His commitment to the Jewish community was contagious. He made us all want to work harder, to be better, to live up to the standard he set for himself and for those around him.
He was the consummate professional. Rarely was he seen without a jacket and tie and a Starbucks cup in hand. He had a deep understanding of and interest in every aspect of our operation.
He loved this newspaper, and especially this column.
He taught us. By word, by example, by decades of experience. He taught us how to be professionals in the Jewish world, how to work for the betterment of Jews in the Lehigh Valley, in Israel and everywhere.

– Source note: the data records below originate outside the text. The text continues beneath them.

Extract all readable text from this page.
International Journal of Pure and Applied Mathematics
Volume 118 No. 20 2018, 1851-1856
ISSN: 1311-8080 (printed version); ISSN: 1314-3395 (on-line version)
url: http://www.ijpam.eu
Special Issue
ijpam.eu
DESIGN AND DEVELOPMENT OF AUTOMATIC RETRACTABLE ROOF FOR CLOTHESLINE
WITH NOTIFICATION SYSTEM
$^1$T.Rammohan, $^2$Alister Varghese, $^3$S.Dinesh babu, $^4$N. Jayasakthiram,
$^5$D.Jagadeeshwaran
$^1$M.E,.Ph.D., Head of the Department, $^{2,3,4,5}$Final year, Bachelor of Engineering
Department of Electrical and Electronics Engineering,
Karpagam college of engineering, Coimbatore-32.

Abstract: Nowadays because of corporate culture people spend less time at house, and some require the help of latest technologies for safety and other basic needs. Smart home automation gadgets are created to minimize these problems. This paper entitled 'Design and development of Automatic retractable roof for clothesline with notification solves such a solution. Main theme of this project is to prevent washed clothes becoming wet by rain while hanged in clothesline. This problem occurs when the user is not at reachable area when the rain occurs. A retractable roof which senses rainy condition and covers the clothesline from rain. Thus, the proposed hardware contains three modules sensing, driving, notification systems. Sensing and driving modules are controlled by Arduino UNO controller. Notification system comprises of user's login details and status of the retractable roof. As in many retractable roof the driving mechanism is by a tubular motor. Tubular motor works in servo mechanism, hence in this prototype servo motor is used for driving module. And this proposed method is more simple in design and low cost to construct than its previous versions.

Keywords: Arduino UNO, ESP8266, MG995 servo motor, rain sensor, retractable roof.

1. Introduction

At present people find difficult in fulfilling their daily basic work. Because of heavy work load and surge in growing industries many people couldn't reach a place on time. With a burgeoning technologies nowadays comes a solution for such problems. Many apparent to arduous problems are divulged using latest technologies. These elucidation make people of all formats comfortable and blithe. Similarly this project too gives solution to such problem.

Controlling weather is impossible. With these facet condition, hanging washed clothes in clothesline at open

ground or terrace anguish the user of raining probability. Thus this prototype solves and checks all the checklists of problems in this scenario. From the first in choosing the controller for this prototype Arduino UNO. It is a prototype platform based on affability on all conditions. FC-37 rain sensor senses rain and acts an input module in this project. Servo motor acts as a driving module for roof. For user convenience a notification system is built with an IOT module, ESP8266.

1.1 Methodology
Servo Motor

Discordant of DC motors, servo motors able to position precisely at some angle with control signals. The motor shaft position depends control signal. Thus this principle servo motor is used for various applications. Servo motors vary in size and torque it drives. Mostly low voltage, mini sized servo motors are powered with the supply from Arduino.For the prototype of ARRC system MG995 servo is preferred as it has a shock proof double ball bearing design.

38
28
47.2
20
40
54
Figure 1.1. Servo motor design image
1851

We are grateful that he chose us. That over the course of 16 years, he personally hired each of us (except for one who preceded him), and that we had the chance to learn what he had to impart.
Despite the gaping hole in our office and in our hearts, we carry on.
We carry on his mission: to make our Annual Campaign stronger; to strengthen our endowment through LIFE & LEGACY; to support Holocaust education and prejudice reduction; to provide scholarships so more Jewish children can go to camp; to provide incentives and opportunities for more teens and young adults to experience Israel; to travel with our community on missions.
We will continue to build community. To strengthen the ties that bind us to our Jewish Community Center, our Jewish Day School, our Jewish Family Service and all of our local synagogues. To strengthen our relationship with and support for Jews in Israel and Jews worldwide. To be there anytime and anywhere when disaster strikes. Most importantly, we work to strengthen the bonds we feel amongst each other.
We know how he would want us to proceed. After so many collective years working for him, we can anticipate how he would have guided.
We carry on. We will continue to host events, to celebrate, to come to work and work hard.
As an aside, we note that Mark would hate this column. When asked earlier this year to be featured in the JCC Centennial yearbook, he quickly demurred. The focus should be on volunteers, he said. Not staff.
But Mark transcended staff. He was community.
Hamakom yenachem etchem b’toch she’ar aveilei tzion v’yerushalayim. May God comfort the Spark-Goldstein family amongst the mourners of Zion and Jerusalem.